A good weekend that once again found me listening to a debate about our great College's sports mascot or lack thereof. But instead of writing a column only about Dartmouth, I thought I'd take a look at the worst nicknames in the Ivy League. Here we go.

  1. Coming in last (or first, depending on how you look at it) would be the Columbia Lions. See, here we have a perfectly respectable mascot. The lion has always been seen as a noble animal, and it can also inspire fear. Did you know there is actually a man-eating pride near Kenya's Tsavo River? Have to love Google...

  2. Next we have the Princeton Tigers. Why are Tigers worse than Lions? Because Tigers remind me of Tigger from Winnie the Pooh. To me and the approximately 99.99 percent of people at Dartmouth who have never had to worry about lions or tigers they are otherwise essentially the same animal.

  3. Now on to the Yale Bulldogs. Please simply picture a small little dog, or a rabid little bulldog, next to a lion or a tiger. It's not intimidating. Also it's Yale I really cannot bring myself to put them above too many other schools.

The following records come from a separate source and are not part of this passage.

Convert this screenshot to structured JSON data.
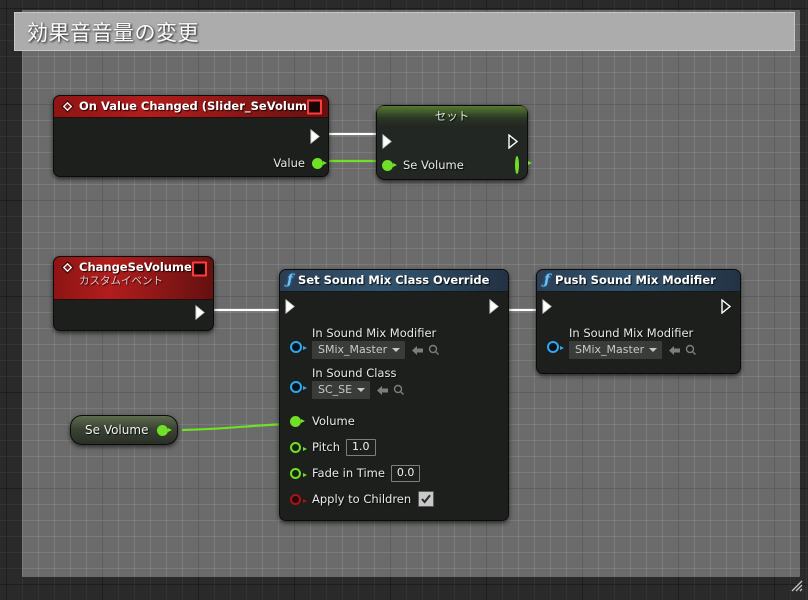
{
  "window": {
    "title": "効果音音量の変更"
  },
  "graph": {
    "nodes": [
      {
        "id": "on-value-changed",
        "kind": "event",
        "title": "On Value Changed (Slider_SeVolume)",
        "icon": "event-diamond-icon",
        "delegate_pin": "delegate-output-pin",
        "exec_out_label": "",
        "outputs": [
          {
            "label": "Value",
            "type": "float",
            "connected": true
          }
        ]
      },
      {
        "id": "set-se-volume",
        "kind": "set",
        "title": "セット",
        "inputs": [
          {
            "label": "Se Volume",
            "type": "float",
            "connected": true
          }
        ],
        "outputs": [
          {
            "label": "",
            "type": "float",
            "connected": false
          }
        ]
      },
      {
        "id": "change-se-volume",
        "kind": "custom-event",
        "title": "ChangeSeVolume",
        "subtitle": "カスタムイベント",
        "icon": "event-diamond-icon",
        "delegate_pin": "delegate-output-pin"
      },
      {
        "id": "set-sound-mix-class-override",
        "kind": "function",
        "title": "Set Sound Mix Class Override",
        "icon": "function-f-icon",
        "inputs": [
          {
            "label": "In Sound Mix Modifier",
            "type": "object",
            "value": "SMix_Master",
            "widget": "dropdown"
          },
          {
            "label": "In Sound Class",
            "type": "object",
            "value": "SC_SE",
            "widget": "dropdown"
          },
          {
            "label": "Volume",
            "type": "float",
            "connected": true
          },
          {
            "label": "Pitch",
            "type": "float",
            "value": "1.0",
            "widget": "textbox"
          },
          {
            "label": "Fade in Time",
            "type": "float",
            "value": "0.0",
            "widget": "textbox"
          },
          {
            "label": "Apply to Children",
            "type": "bool",
            "value": "checked",
            "widget": "checkbox"
          }
        ]
      },
      {
        "id": "push-sound-mix-modifier",
        "kind": "function",
        "title": "Push Sound Mix Modifier",
        "icon": "function-f-icon",
        "inputs": [
          {
            "label": "In Sound Mix Modifier",
            "type": "object",
            "value": "SMix_Master",
            "widget": "dropdown"
          }
        ]
      },
      {
        "id": "get-se-volume",
        "kind": "variable-get",
        "title": "Se Volume",
        "outputs": [
          {
            "label": "",
            "type": "float",
            "connected": true
          }
        ]
      }
    ],
    "colors": {
      "exec_wire": "#ffffff",
      "float_wire": "#6fe026",
      "event_header": "#b21d1d",
      "function_header": "#33556f",
      "set_header": "#7dbe3c",
      "object_pin": "#2ea8ef",
      "bool_pin": "#aa1414"
    }
  },
  "texts": {
    "on_value_changed_title": "On Value Changed (Slider_SeVolume)",
    "value_label": "Value",
    "set_title": "セット",
    "se_volume_label": "Se Volume",
    "change_se_volume_title": "ChangeSeVolume",
    "custom_event_subtitle": "カスタムイベント",
    "set_sound_mix_title": "Set Sound Mix Class Override",
    "push_sound_mix_title": "Push Sound Mix Modifier",
    "in_sound_mix_modifier": "In Sound Mix Modifier",
    "in_sound_class": "In Sound Class",
    "volume": "Volume",
    "pitch": "Pitch",
    "fade_in_time": "Fade in Time",
    "apply_to_children": "Apply to Children",
    "smix_master": "SMix_Master",
    "sc_se": "SC_SE",
    "pitch_value": "1.0",
    "fade_in_time_value": "0.0",
    "getter_se_volume": "Se Volume"
  }
}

  4. Here we have the Brown Bears. Good, right? Bears are ferocious. Dwight Schrute fears them. But Brown is still Brown. They open themselves to mockery by having a school name that not only doubles as a color but also as the color of human excrement. Moreover, want to take a guess as to what its neighbor school, the Rhode Island School of Design, is nicknamed? The Nads. Think I am joking? Look it up and check out its mascot. This and the "brown" problem drop this League school below the "vicious" little yap dog.

  5. Cornell essentially reversed Brown's approach by calling itself the Big Red but having a bear as the unofficial mascot. If I have one rule about school nicknames, it is that you cannot have your official mascot be a color (sorry, dear old Dartmouth). For that reason, it gets ranked lower than Brown. Sad.

  6. And what is even more sad? Dartmouth, which comes third on the list of the worst nicknames in the Ivy League. I have said it before: We share a name with a 1995 kids soccer movie starring Steve Guttenberg called "The Big Green," (1995). We have a keg as our unofficial mascot, which is pretty cool, but is cancelled out by our other unofficial mascot, the moose. We need to think of something better I don't care how cute and kitschy alums think "DartMoose" sounds.

  7. Although the Big Green is bad, at least I can say one thing it's not the Crimson. I mean seriously. I could go on for a while, but all you really need to know is what Wikipedia has to say. First, Crimson was adopted in preference to Magenta in the 1800s magenta, which would have been even easier to make fun of. Second, the Crimson unofficially became the nickname when Charles William Eliot, who later became Harvard's president, bought Crimson bandanas for his crew team in a regatta. Lame. Regardless of the truth to these stories (we all know Wikipedia never lies), they just add to the pretentious mystique that is the Harvard Crimson.

  8. Lastly and firstly, the Penn Quakers. What can you really say about a school that counts a pacifist religion as its mascot? I am choosing not to say much more in deference to the religious faith, but I think ranking this below the Big Green and the Crimson says something. It's like making Dartmouth's nickname the Puritans, or something else of historical importance to our College's establishment. Wait, wasn't Dartmouth founded for another group as well? Nevermind, not touching that with a 10-foot pole...

Even though I ranked the list eight to one, the Quakers are not the worst name in all of Ivy League sports. That honor belongs to The Lens of Lentz and yes, I am considering myself part of Ivy League sports for the purpose of this article.

The few snippets of feedback I receive on my column usually go like this: "Oh you're Lentz, I know your column." I smile, but I also know what is coming. Next the jabs start: "Couldn't think of a better name?" That is then usually followed by what I like to think is friendly laughter.

To be honest, I agree with you. This name sucks. It is worse than the Quakers. Not as pretentious as the Crimson really, couldn't Harvard have just gone with red? but also not nearly as good as a small dog. I am taking suggestions.